By Anna Fitzpatrick, Contributing Reporter
SÃO PAULO, BRAZIL – Between the states of Rio de Janeiro, São Paulo and Minas Gerais, lies the Itatiaia region. If a hike in breathtaking scenery and challenging climbs are your idea of a good time, then take heart that it is a reachable weekend destination from both Rio and SP.
The Itatiaia region was popular with European settlers, and with a more temperate climate and neatly tended farmland it feels strangely un-Brazilian, though those familiar with places further south in the country may be able to draw some similarities.
The main draw is the Itatiaia National Park, which takes in an area of mountains that make up part of the Serra da Mantiqueira. The highest mountain in the range is Pedra da Mina at 2,798 meters, closely followed by Pico das Agulhas Negras at 2,791 meters, which both come in a little taller than Pico Paraná.
The National Park of Itatiaia is the oldest protected area in the country and includes lush virgin rainforest, waterfalls and trails.
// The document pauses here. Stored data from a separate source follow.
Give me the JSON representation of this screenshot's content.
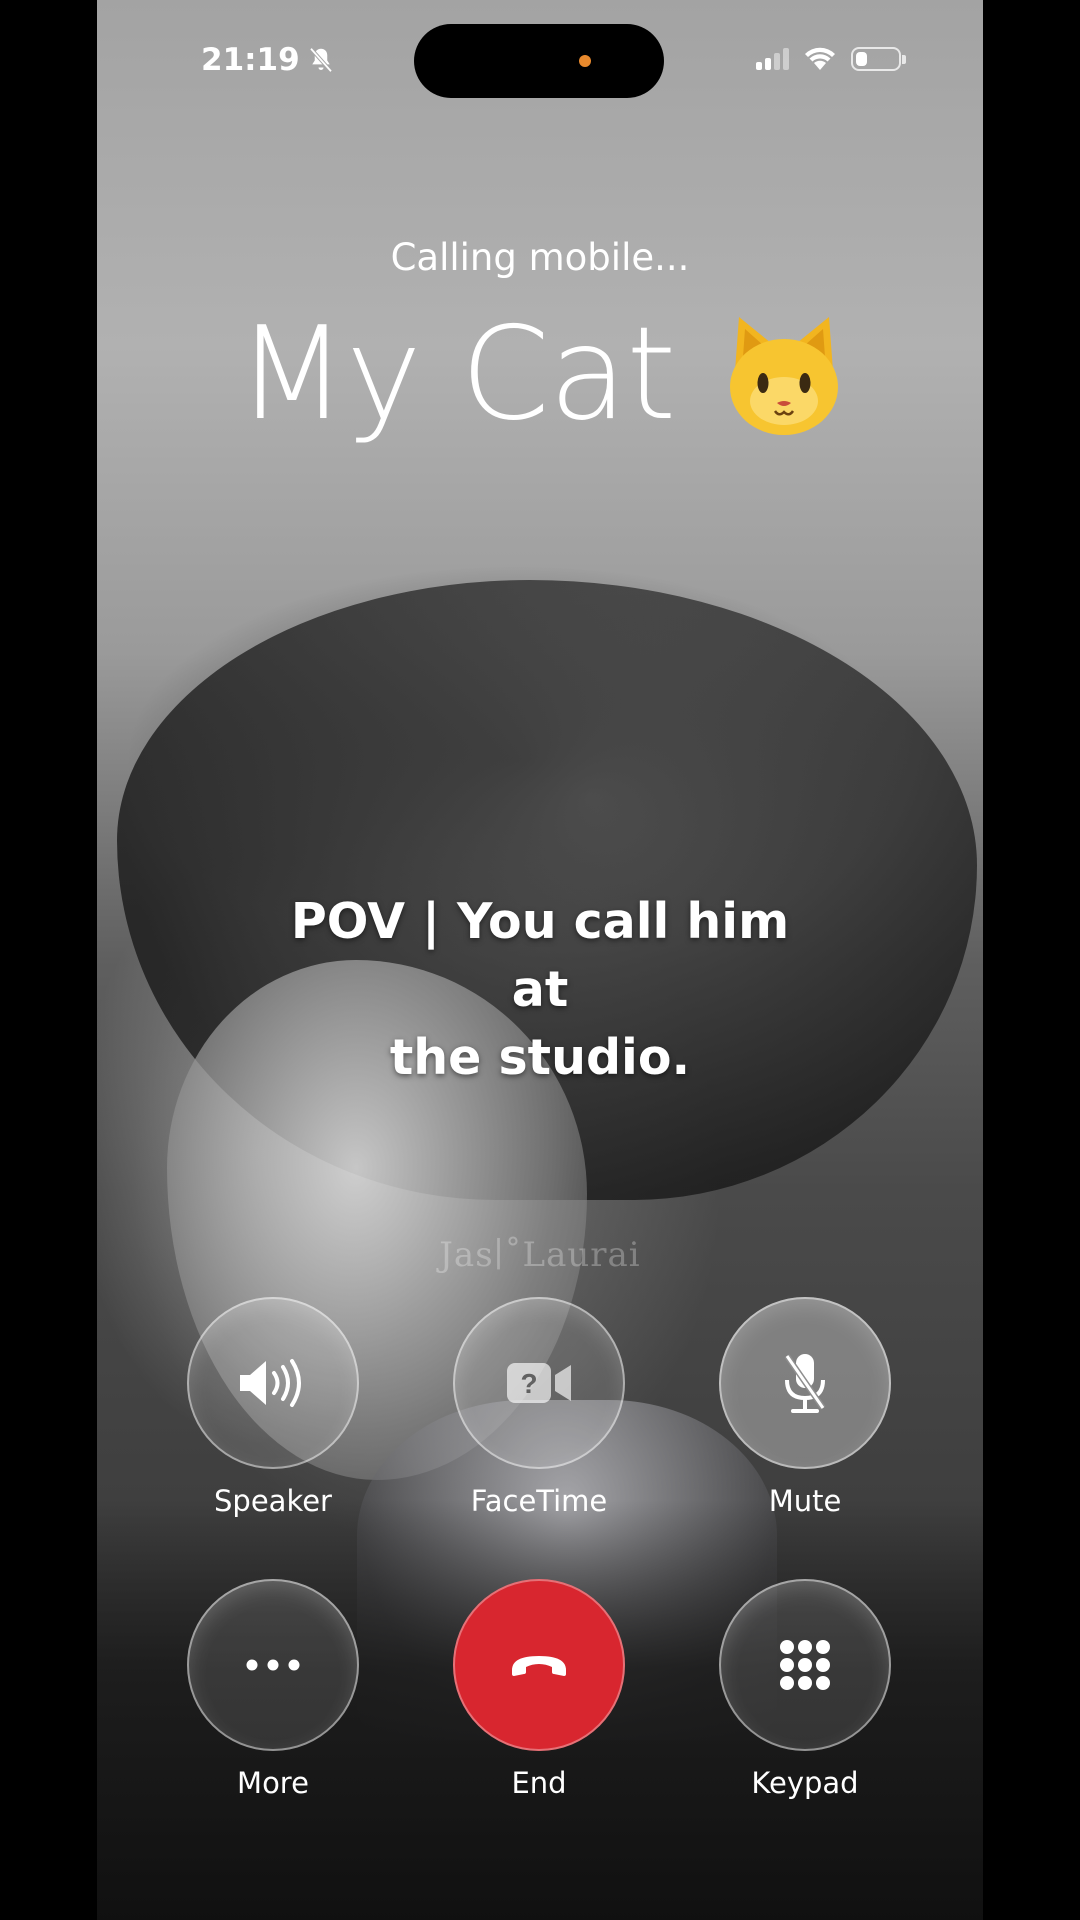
{
  "status_bar": {
    "time": "21:19",
    "battery_level": 0.25
  },
  "call": {
    "status": "Calling mobile...",
    "contact_name": "My Cat",
    "contact_emoji": "cat-face-emoji"
  },
  "overlay": {
    "caption_line1": "POV | You call him at",
    "caption_line2": "the studio.",
    "watermark": "Jas∣˚Laurai"
  },
  "buttons": {
    "speaker": "Speaker",
    "facetime": "FaceTime",
    "mute": "Mute",
    "more": "More",
    "end": "End",
    "keypad": "Keypad"
  },
  "colors": {
    "end_button": "#d8262f",
    "island_indicator": "#e8892d"
  },
  "icons": [
    "bell-slash-icon",
    "signal-icon",
    "wifi-icon",
    "battery-icon",
    "speaker-icon",
    "facetime-icon",
    "mic-slash-icon",
    "more-dots-icon",
    "end-call-icon",
    "keypad-icon"
  ]
}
It was established in 1937 and is full of birds, monkeys and sloths. It is not the sole confine of mountaineers, so if a gentler weekend of walking is appealing, this can be catered for too.
The park is divided into two regions, upper and lower, and it is in the upper part where the challenging mountains of Pedra da Mina and Pico das Agulhas Negras can be found. If a climb is on the agenda, be sure to pack the correct equipment and clothing – despite the rainforest humidity it still gets nippy when the sun isn’t shining.
Either Pedra da Mina or Pico das Agulhas Negras take the best part of the day to reach the summit, and using a guide is recommended as there are some challenging parts of the climb. Guides can be organized before you go, or from the tourist information center which is open 24 hours.
All routes up Pico das Agulhas Negras require a certain amount of arm strength – needing ropes for certain tricky rock faces is a strong possibility, which is why experienced guides can come in handy.
Not only do they know the best routes up the mountains, they can also support less experienced climbers with the trickier parts of the climb.
The challenge is well worth it. Once at the top of any of the peaks in the park greenery, rocky crags and pools stretch as far as the eye can see.
For committed climbers and walking enthusiasts, by far the best place to get rest is the Abrigo Roboucas, a basic shack inside the high part of the park. Food and bedding will be needed here but the time saved by being inside the park is an advantage.
If more comfortable lodging is desired, the Hotel do Ypê is within 10km from the lower park and the chalets conjure images of Switzerland and, if weather permits, the outdoor pool is great for soothing tired joints.